A strange sense of lassitude has come over me today.  On Sunday I do not work out, so there is a feeling of expansiveness, but also relaxation, a similarity to the sabbath.  The weather is perfect, moderate, sunny, low dew-point.  A great day to work outside, but digging out the firepit seems to have used up that motor for right now.  Even so, I’ll probably pick up the spade and spading fork and begin removing day lilies to new locations.

This is a task that has a window, a window created by the ideal time to transplant iris, August.  In this way my time must conform to the garden.  It is a happy bondage, though, and one to which I willingly submit.

Home Alone

62  bar steep rise 29.98 3mph NEE dew-point 47  sunrise 6:08  sunset 8:28  Lughnasa

First Quarter of the Corn Moon  moonrise 1533  moonset 2334

Kate’s been gone since Thursday morning.  I miss her.   There’s always a certain frisson being home alone, for a bit, but it fades and then missing her kicks in.  We talk things out, watch each others backs, fill in each others life.  Happily married, I’m happy to say, 18+ years and counting.

Bumped the irrigation system up to 150%.  The rain has been scarce to none.  We’re in a severely dry period.  The grass has begun to turn brown, even with regular watering.  The crops need water now because many of them come to maturation in the month of August and early September.  Having our own well is a blessing when it comes to irrigation, it means we don’t have to worry about drawing down the city wells or abiding by their sprinkler rules.  Even so, I wonder about the water table and if our use of the sprinklers and our neighbors affects the city as a whole.  Don’t know enough about hydrology to know.

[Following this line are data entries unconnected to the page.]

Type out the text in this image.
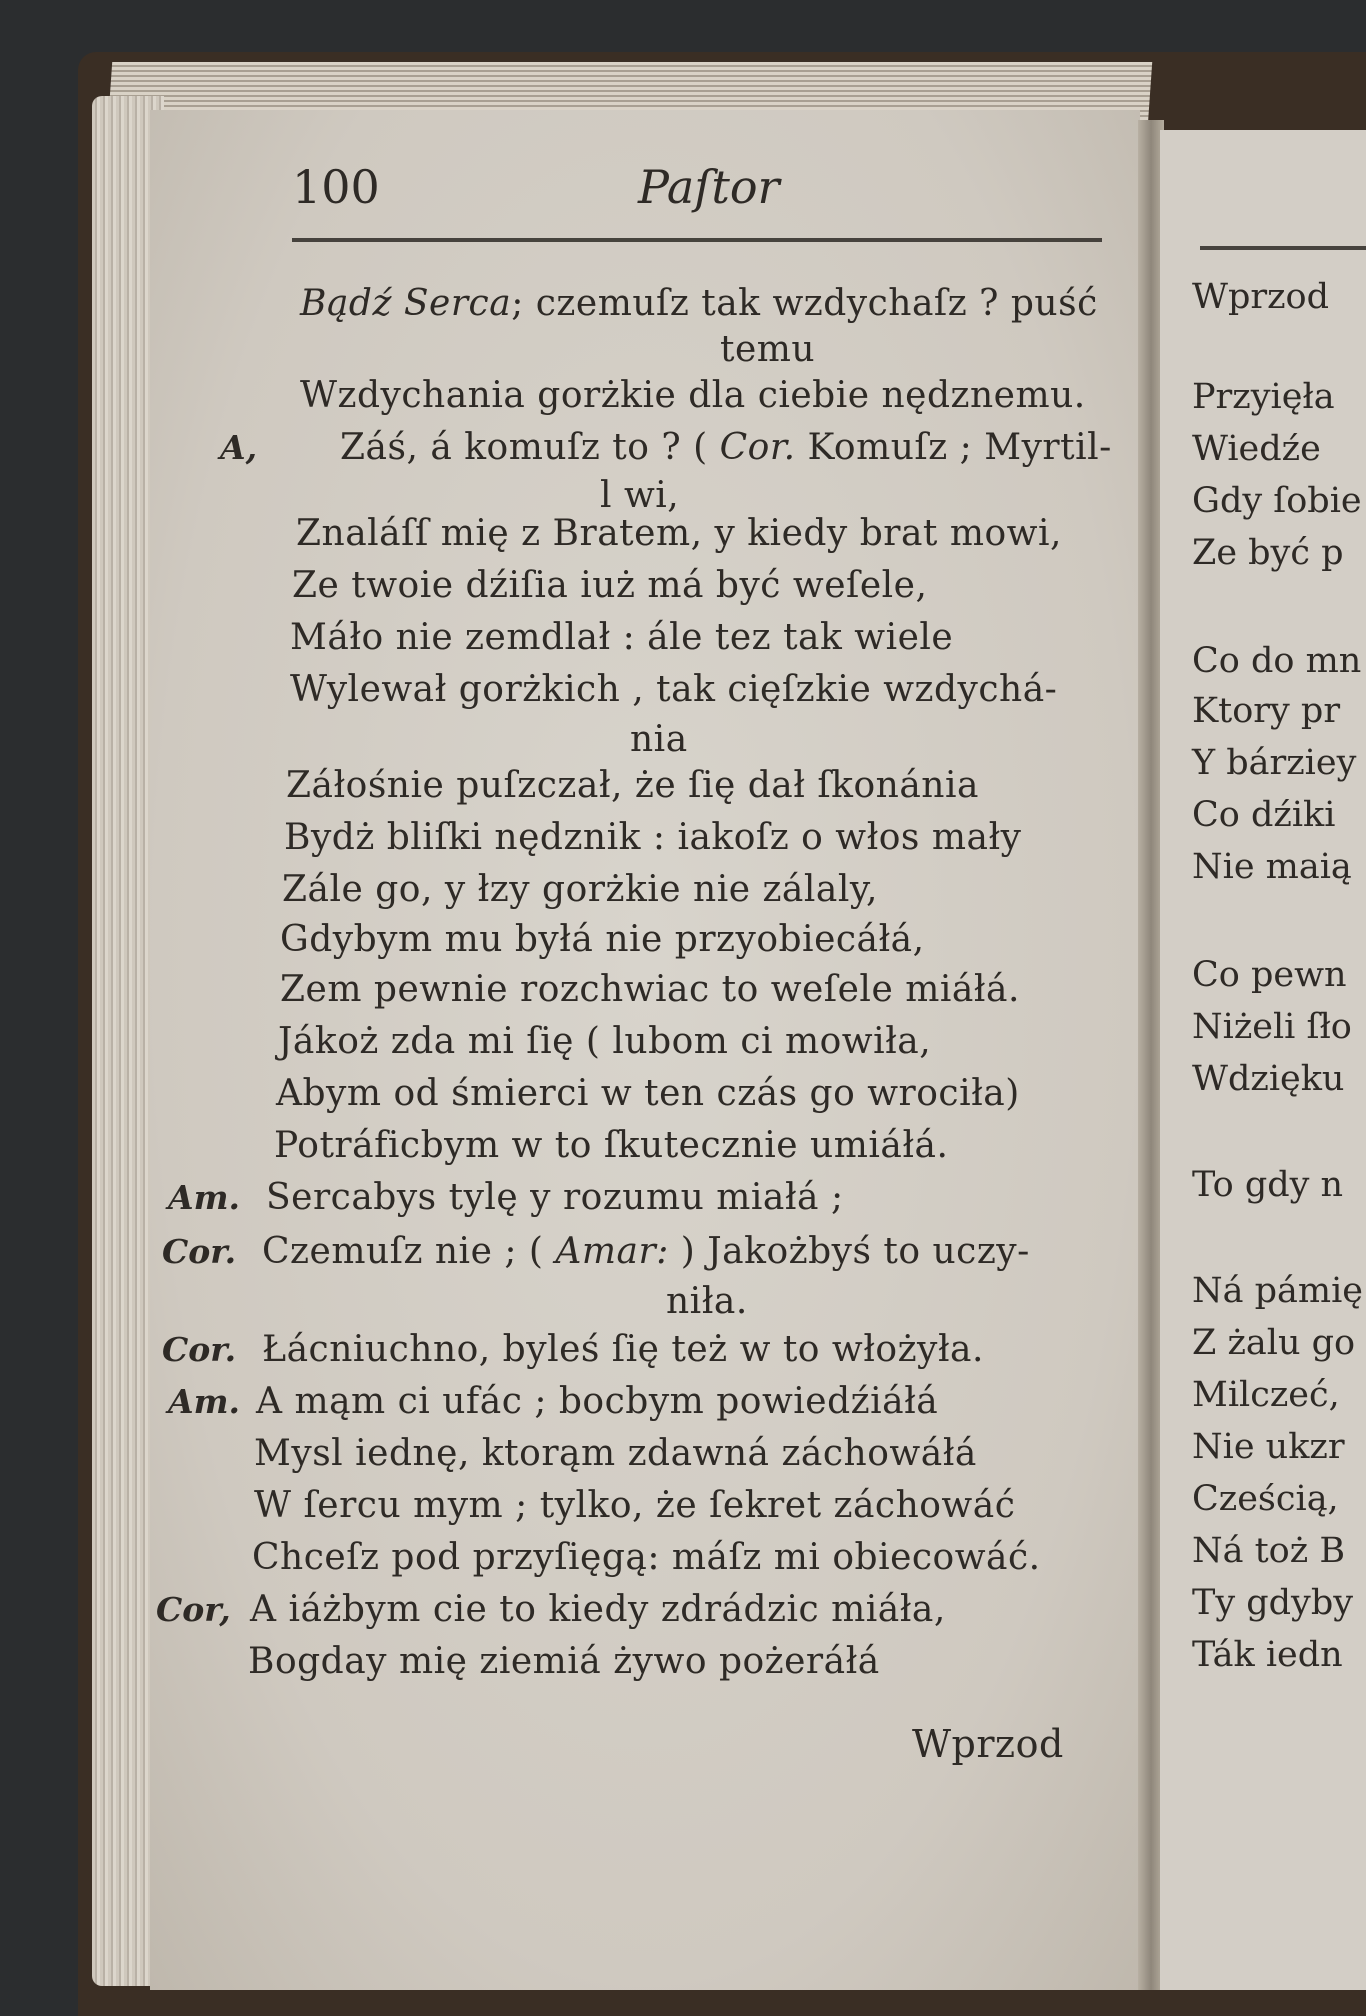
100	Paſtor
Bądź Serca; czemuſz tak wzdychaſz ? puść
temu
Wzdychania gorżkie dla ciebie nędznemu.
Záś, á komuſz to ? ( Cor. Komuſz ; Myrtil-
A,
l wi,
Znaláſſ mię z Bratem, y kiedy brat mowi,
Ze twoie dźiſia iuż má być weſele,
Máło nie zemdlał : ále tez tak wiele
Wylewał gorżkich , tak cięſzkie wzdychá-
nia
Záłośnie puſzczał, że ſię dał ſkonánia
Bydż bliſki nędznik : iakoſz o włos mały
Zále go, y łzy gorżkie nie zálaly,
Gdybym mu byłá nie przyobiecáłá,
Zem pewnie rozchwiac to weſele miáłá.
Jákoż zda mi ſię ( lubom ci mowiła,
Abym od śmierci w ten czás go wrociła)
Potráficbym w to ſkutecznie umiáłá.
Sercabys tylę y rozumu miałá ;
Am.
Czemuſz nie ; ( Amar: ) Jakożbyś to uczy-
Cor.
niła.
Łácniuchno, byleś ſię też w to włożyła.
Cor.
A mąm ci ufác ; bocbym powiedźiáłá
Am.
Mysl iednę, ktorąm zdawná záchowáłá
W ſercu mym ; tylko, że ſekret záchowáć
Chceſz pod przyſięgą: máſz mi obiecowáć.
A iáżbym cie to kiedy zdrádzic miáła,
Cor,
Bogday mię ziemiá żywo pożeráłá
Wprzod
Wprzod
Przyięła
Wiedźe
Gdy ſobie
Ze być p
Co do mn
Ktory pr
Y bárziey
Co dźiki
Nie maią
Co pewn
Niżeli ſło
Wdzięku
To gdy n
Ná pámię
Z żalu go
Milczeć,
Nie ukzr
Cześcią,
Ná toż B
Ty gdyby
Ták iedn
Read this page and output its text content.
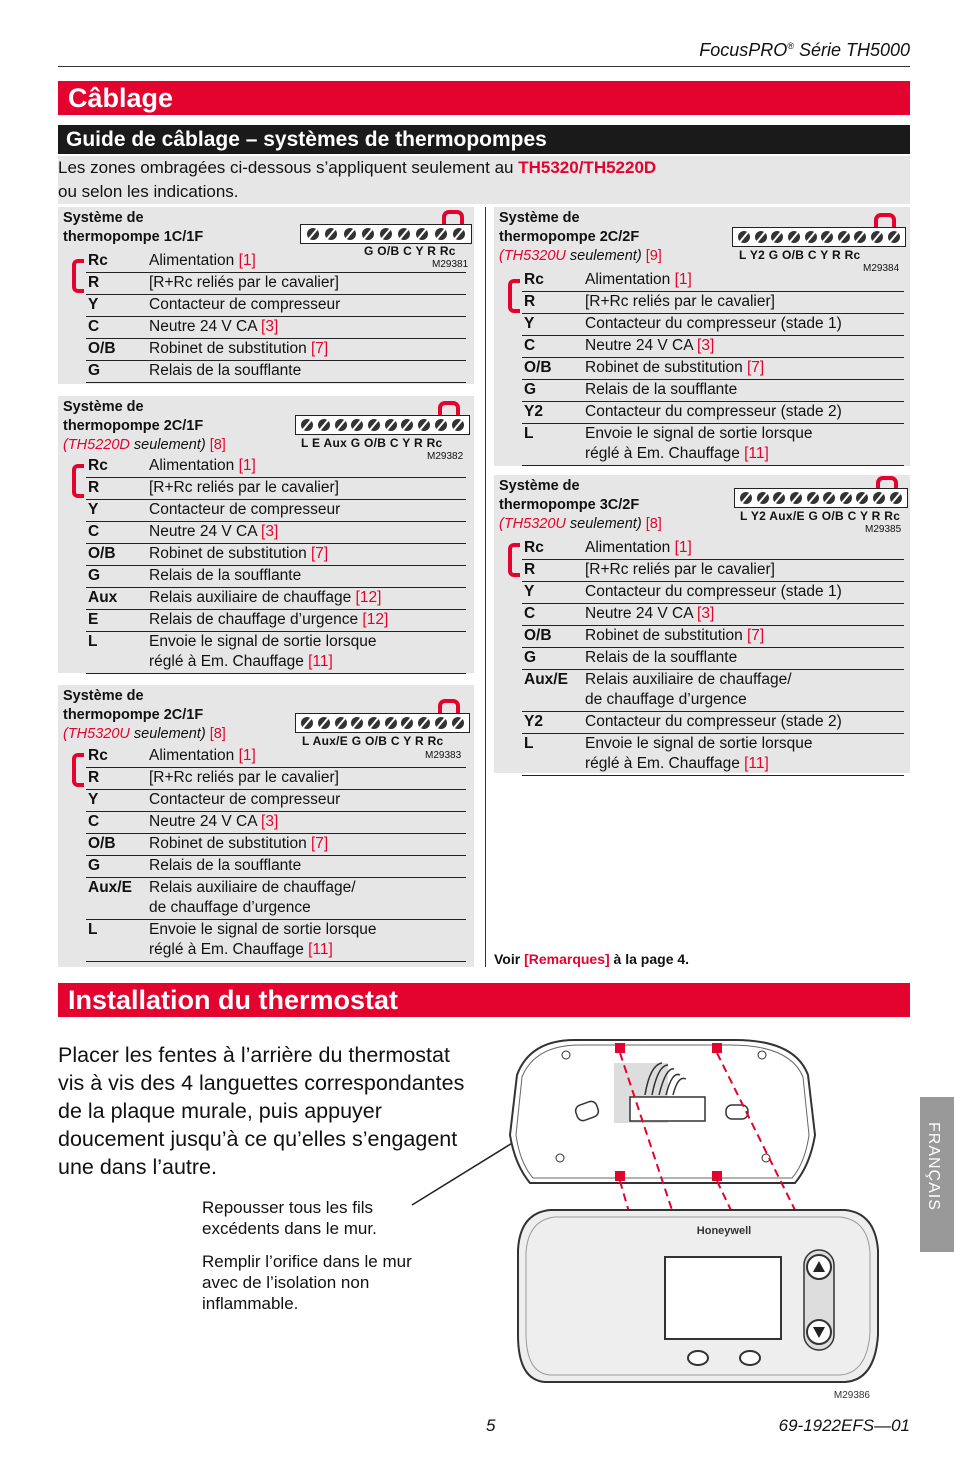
FocusPRO® Série TH5000
Câblage
Guide de câblage – systèmes de thermopompes
Les zones ombragées ci-dessous s’appliquent seulement au TH5320/TH5220D
ou selon les indications.
Système de
thermopompe 1C/1F
G O/B C Y R Rc
M29381
Rc	Alimentation [1]
R	[R+Rc reliés par le cavalier]
Y	Contacteur de compresseur
C	Neutre 24 V CA [3]
O/B	Robinet de substitution [7]
G	Relais de la soufflante
Système de
thermopompe 2C/1F
(TH5220D seulement) [8]	L E Aux G O/B C Y R Rc
M29382
Rc	Alimentation [1]
R	[R+Rc reliés par le cavalier]
Y	Contacteur de compresseur
C	Neutre 24 V CA [3]
O/B	Robinet de substitution [7]
G	Relais de la soufflante
Aux	Relais auxiliaire de chauffage [12]
E	Relais de chauffage d’urgence [12]
L	Envoie le signal de sortie lorsque
réglé à Em. Chauffage [11]
Système de
thermopompe 2C/1F
(TH5320U seulement) [8]	L Aux/E G O/B C Y R Rc
M29383
Rc	Alimentation [1]
R	[R+Rc reliés par le cavalier]
Y	Contacteur de compresseur
C	Neutre 24 V CA [3]
O/B	Robinet de substitution [7]
G	Relais de la soufflante
Aux/E	Relais auxiliaire de chauffage/
de chauffage d’urgence
L	Envoie le signal de sortie lorsque
réglé à Em. Chauffage [11]
Système de
thermopompe 2C/2F
(TH5320U seulement) [9]	L Y2 G O/B C Y R Rc
M29384
Rc	Alimentation [1]
R	[R+Rc reliés par le cavalier]
Y	Contacteur du compresseur (stade 1)
C	Neutre 24 V CA [3]
O/B	Robinet de substitution [7]
G	Relais de la soufflante
Y2	Contacteur du compresseur (stade 2)
L	Envoie le signal de sortie lorsque
réglé à Em. Chauffage [11]
Système de
thermopompe 3C/2F
(TH5320U seulement) [8]	L Y2 Aux/E G O/B C Y R Rc
M29385
Rc	Alimentation [1]
R	[R+Rc reliés par le cavalier]
Y	Contacteur du compresseur (stade 1)
C	Neutre 24 V CA [3]
O/B	Robinet de substitution [7]
G	Relais de la soufflante
Aux/E	Relais auxiliaire de chauffage/
de chauffage d’urgence
Y2	Contacteur du compresseur (stade 2)
L	Envoie le signal de sortie lorsque
réglé à Em. Chauffage [11]
Voir [Remarques] à la page 4.
Installation du thermostat
Placer les fentes à l’arrière du thermostat vis à vis des 4 languettes correspondantes de la plaque murale, puis appuyer doucement jusqu’à ce qu’elles s’engagent une dans l’autre.
Repousser tous les fils excédents dans le mur.
Remplir l’orifice dans le mur avec de l’isolation non inflammable.
Honeywell
M29386
FRANÇAIS
5	69-1922EFS—01
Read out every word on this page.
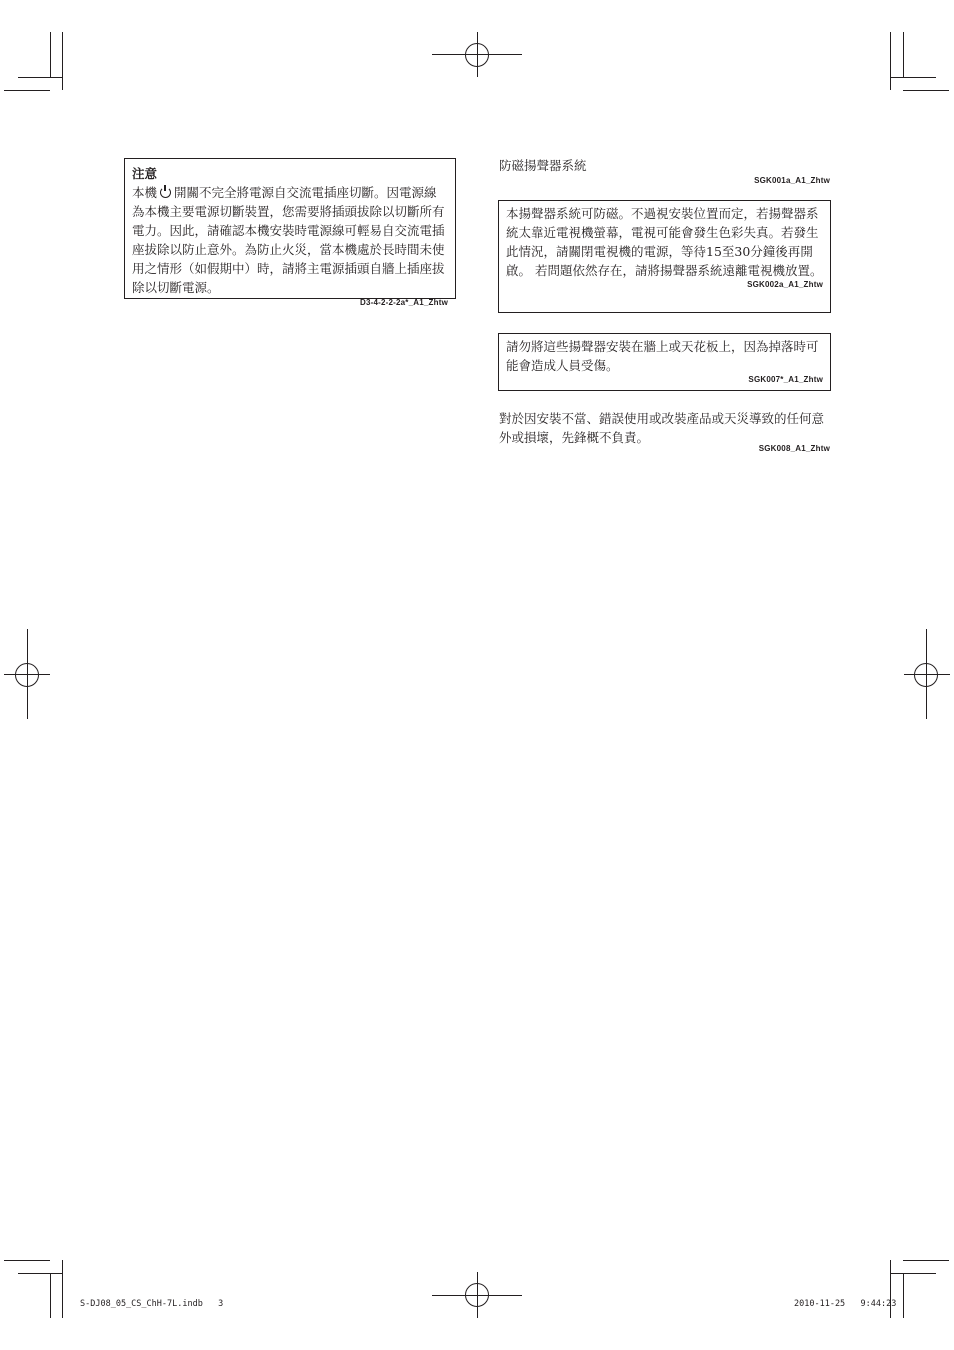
注意
本機 開關不完全將電源自交流電插座切斷。因電源線為本機主要電源切斷裝置，您需要將插頭拔除以切斷所有電力。因此，請確認本機安裝時電源線可輕易自交流電插座拔除以防止意外。為防止火災，當本機處於長時間未使用之情形（如假期中）時，請將主電源插頭自牆上插座拔除以切斷電源。
D3-4-2-2-2a*_A1_Zhtw
防磁揚聲器系統
SGK001a_A1_Zhtw
本揚聲器系統可防磁。不過視安裝位置而定，若揚聲器系統太靠近電視機螢幕，電視可能會發生色彩失真。若發生此情況，請關閉電視機的電源，等待15至30分鐘後再開啟。 若問題依然存在，請將揚聲器系統遠離電視機放置。
SGK002a_A1_Zhtw
請勿將這些揚聲器安裝在牆上或天花板上，因為掉落時可能會造成人員受傷。
SGK007*_A1_Zhtw
對於因安裝不當、錯誤使用或改裝產品或天災導致的任何意外或損壞，先鋒概不負責。
SGK008_A1_Zhtw
S-DJ08_05_CS_ChH-7L.indb   3	2010-11-25   9:44:23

A few of the Olympic events were on TV, but women’s soccer, the early rounds, and volleyball do not draw me.  The sports I enjoy are the track and field events. Even there, the participants are, for the most part, unknown and will not become visible again until the next Olympics.  I suspect I’m not the only one who does not enjoy sports where the narrative line has no visibility most of the time.  One of the things I enjoy about football is the back story I know from years of paying attention.  Almost none with the Olympics.

Up too late. Again.

Dig In!

79  bar steady 29.88  3mph NNW  dew-point 56  sunrise  6:07 sunset 8:28  Lughnasa

First Quarter of the Corn Moon  moonrise 1432  moonset 2259

More empathy for the sandhogs and ditch diggers from the old sod who threw the new sod.  The pit is down as far as I need to take it.  Kate and I have to decide now how we want to trick it out.  Stone?  Metal?  What kind of seating?  Cooking? When she gets back, we’ll figure it out.  She’s the detail person, the finished carpenter to my laborer. 

The notion of standing stones in the yard still draws me, makes me want to find the right ones, ones that look like the standing stones in England, Ireland and Brittany.  I haven’t put a full court press into it, but I will here at some point. 

This afternoon after the nap I’m going to sterilize the hydroponics and set little cubes of various kinds growing in the nursery.  I plan to have salad material growing, probably all but tomatoes.  They will await another iteration of the hydroponics. 

An African object written up, then back to the novels.     

The Pre-Season

66  bar falls 29.87  0mph S dew-point 59  sunrise 6:07  sunset 8:30  Lughnasa

First Quarter of the Corn Moon  moonrise 1326 moonset 2226

The Vikings.  Tavaris Jackson looked improved, just as the pre-season hype has it.  The first string defense failed to impress, though Jaren Allen showed his quickness.  Pat Williams did not play tonight, so that made the run defense a lot weaker.  Berrian, Wade and Rice showed some promise as receivers and Maurice Hicks as a running back.  It’s true.  I can’t hide it.  I enjoy watching football.  There, I said it.

Talked to Kate.  She had Gabe and he cooed over the phone.  Ruthie was asleep.  Humphrey, as Ruth calls her, had a lump, had it biopsied and it came back cancerous.  That meant oncologists and surgeons today, so Kate got to watch Gabe and Ruth while the daycare lady went to the hospital.  Kate was ready.